In this country tens of thousands of young people between the ages of 18 and 21 are discharged from the foster care system, discharged to no one but themselves. Many of them will become homeless. Half the homeless population is made up of foster care dischargees. In a nutshell, emancipation does not work.
Because he worked with this population and realized the problem, Pat O’Brien founded “You Gotta Believe!,” an agency devoted exclusively to getting older children into permanent homes. “ Unconditional commitment is the only love that matters to teens,” says Pat.
“Teens need at least one adult who will unconditionally commit to and claim the teen as their own. Anything less is an artificial relationship. Teenagers need unconditional commitment before anything else constructive can follow.”
While potential adoptive parents seek young children, many will recoil at the thought of adopting an older child or a teen. For this reason some agencies view children over age 10 as virtually unadoptable.
Age 10 is O’Brien’s starting point. Who adopts teenagers? Replies Pat: “Any and all kinds of people who, after a good preparation experience, are willing to unconditionally commit themselves to a child no matter what behavior that child might ultimately exhibit.”
In foster care, problem behavior often gets the foster teen returned to the department or agency. “I knew a teen who got kicked out of two houses: one house because he flushed the toilet at night and the other house because he did not flush the toilet at night.”
Every such deal that does not work out, every return to the agency, repeats the teens’ previous experience of rejection. “We are ‘re-everythinging’ them,” says O’Brien. “We are re-abusing, re-abandoning, re-hurting, re-traumatizing, re-victimizing, re-rejecting, and re-neglecting the child.”

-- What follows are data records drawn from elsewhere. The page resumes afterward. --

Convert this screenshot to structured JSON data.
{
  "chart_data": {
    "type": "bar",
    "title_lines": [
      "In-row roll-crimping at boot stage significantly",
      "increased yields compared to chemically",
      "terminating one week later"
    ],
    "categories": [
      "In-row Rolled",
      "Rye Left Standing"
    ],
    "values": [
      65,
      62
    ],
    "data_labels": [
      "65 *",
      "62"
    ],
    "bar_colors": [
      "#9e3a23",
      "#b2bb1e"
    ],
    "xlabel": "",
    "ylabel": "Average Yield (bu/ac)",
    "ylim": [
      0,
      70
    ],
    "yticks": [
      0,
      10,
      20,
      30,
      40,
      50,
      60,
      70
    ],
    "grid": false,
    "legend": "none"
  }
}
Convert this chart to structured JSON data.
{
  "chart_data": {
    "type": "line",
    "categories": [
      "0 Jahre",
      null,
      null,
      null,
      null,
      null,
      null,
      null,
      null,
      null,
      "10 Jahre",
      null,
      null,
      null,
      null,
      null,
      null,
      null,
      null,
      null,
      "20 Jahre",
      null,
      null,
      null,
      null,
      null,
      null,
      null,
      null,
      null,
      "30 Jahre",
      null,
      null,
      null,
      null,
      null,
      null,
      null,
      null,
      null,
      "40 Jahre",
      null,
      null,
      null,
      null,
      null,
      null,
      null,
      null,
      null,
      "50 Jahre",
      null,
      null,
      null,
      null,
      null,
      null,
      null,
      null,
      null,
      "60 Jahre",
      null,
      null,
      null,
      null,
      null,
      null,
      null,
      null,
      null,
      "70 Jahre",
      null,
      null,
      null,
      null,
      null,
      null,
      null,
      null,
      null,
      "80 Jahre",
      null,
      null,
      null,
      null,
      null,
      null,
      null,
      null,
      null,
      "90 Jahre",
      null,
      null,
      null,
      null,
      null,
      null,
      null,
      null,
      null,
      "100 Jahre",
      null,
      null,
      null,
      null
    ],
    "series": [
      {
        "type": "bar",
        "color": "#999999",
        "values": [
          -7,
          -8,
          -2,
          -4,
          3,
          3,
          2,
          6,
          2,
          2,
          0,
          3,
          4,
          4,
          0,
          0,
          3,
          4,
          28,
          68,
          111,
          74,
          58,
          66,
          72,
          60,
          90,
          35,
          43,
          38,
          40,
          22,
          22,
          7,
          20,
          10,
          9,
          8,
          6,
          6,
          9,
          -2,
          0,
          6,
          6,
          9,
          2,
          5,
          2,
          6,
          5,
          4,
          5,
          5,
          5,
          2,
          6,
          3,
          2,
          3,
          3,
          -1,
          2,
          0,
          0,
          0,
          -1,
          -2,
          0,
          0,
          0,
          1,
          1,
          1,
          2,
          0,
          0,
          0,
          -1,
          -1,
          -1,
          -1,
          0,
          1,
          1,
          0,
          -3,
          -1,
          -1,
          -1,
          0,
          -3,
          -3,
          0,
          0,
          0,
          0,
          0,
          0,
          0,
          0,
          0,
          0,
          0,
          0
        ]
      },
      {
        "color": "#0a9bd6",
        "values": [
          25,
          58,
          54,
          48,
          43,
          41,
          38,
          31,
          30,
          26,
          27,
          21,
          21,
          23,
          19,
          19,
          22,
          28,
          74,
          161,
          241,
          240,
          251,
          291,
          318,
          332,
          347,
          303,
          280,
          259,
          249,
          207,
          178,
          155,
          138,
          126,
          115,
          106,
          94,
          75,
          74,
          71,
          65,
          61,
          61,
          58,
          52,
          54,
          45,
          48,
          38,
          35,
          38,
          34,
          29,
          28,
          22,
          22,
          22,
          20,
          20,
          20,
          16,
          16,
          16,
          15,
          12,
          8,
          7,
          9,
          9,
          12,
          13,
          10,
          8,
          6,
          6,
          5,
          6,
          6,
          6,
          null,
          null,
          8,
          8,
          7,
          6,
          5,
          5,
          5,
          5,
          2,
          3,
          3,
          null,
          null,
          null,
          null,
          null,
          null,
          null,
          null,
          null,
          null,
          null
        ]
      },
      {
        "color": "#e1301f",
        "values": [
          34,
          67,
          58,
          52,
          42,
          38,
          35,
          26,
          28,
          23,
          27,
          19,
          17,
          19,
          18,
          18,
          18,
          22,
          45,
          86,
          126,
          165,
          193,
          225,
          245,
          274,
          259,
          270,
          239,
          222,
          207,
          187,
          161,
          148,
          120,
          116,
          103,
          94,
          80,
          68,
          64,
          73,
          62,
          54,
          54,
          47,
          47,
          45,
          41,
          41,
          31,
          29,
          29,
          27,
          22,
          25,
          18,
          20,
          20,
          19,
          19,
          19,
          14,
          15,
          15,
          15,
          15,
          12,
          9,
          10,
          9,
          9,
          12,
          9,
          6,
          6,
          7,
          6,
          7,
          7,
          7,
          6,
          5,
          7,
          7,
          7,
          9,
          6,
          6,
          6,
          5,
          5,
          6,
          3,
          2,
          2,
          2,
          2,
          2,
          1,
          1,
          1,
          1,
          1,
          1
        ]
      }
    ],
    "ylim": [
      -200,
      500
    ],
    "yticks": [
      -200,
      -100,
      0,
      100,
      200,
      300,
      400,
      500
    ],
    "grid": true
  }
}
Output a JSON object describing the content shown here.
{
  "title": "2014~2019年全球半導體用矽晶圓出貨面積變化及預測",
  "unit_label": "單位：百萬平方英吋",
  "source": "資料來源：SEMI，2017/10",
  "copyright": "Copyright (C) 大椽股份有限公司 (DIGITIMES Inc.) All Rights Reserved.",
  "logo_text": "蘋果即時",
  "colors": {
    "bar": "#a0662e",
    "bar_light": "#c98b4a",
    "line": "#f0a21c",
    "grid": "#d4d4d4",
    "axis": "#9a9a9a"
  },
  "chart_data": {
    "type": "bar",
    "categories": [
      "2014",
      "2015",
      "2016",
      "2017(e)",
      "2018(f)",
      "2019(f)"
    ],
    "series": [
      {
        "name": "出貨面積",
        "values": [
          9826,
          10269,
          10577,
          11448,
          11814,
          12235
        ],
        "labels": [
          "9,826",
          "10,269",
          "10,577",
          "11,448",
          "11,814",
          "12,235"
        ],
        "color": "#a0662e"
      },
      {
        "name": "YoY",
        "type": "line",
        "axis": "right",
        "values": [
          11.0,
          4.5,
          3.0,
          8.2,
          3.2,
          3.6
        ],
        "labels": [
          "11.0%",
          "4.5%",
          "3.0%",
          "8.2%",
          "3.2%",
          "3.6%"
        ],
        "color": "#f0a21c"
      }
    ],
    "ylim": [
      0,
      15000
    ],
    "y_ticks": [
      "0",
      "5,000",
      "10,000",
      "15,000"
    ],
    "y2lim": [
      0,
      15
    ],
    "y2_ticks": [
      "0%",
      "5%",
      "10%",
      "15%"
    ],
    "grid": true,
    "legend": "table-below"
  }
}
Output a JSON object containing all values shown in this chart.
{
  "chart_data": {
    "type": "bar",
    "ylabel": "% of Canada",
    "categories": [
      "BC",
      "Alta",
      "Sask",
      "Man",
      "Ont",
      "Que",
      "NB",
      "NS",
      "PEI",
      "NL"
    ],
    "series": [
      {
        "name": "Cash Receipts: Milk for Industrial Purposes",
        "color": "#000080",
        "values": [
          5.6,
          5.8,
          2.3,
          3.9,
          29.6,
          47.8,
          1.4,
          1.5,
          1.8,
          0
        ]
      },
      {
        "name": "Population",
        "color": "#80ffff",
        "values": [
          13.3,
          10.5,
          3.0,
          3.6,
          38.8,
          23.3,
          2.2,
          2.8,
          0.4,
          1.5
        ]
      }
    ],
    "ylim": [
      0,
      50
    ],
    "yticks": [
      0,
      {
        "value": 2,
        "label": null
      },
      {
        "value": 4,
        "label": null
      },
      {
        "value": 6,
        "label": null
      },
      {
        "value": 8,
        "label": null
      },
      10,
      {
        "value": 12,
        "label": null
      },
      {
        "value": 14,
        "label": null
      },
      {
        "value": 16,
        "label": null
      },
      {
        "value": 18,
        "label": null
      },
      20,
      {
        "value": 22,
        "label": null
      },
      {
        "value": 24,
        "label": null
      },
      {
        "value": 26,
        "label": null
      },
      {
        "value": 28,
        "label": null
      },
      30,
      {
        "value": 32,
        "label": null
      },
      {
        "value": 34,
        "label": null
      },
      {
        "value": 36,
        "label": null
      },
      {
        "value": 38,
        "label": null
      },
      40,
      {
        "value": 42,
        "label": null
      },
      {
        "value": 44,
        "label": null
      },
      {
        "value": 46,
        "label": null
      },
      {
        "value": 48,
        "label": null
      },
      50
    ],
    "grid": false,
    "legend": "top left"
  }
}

“We have to stop accepting that teenagers in particular are not worthy of permanency. We have to continue to recruit only unconditionally committed permanent families for every teen in our care who will be discharged to no one.”
O’Brien does not claim that adopting teens is without problems. He is not naive. However, he is quick to note that when a biological child misbehaves – commits a crime or does drugs - the child does not lose his parent because he made a mistake. The parents stand by him. The same must be true for all children. As one adoptive mother noted candidly during a particularly stressful time with her teenage daughter, “It’s a good thing we adopted her. Otherwise we’d be tempted to give her back.” Pat O’Brien is working to see that no teens are returned.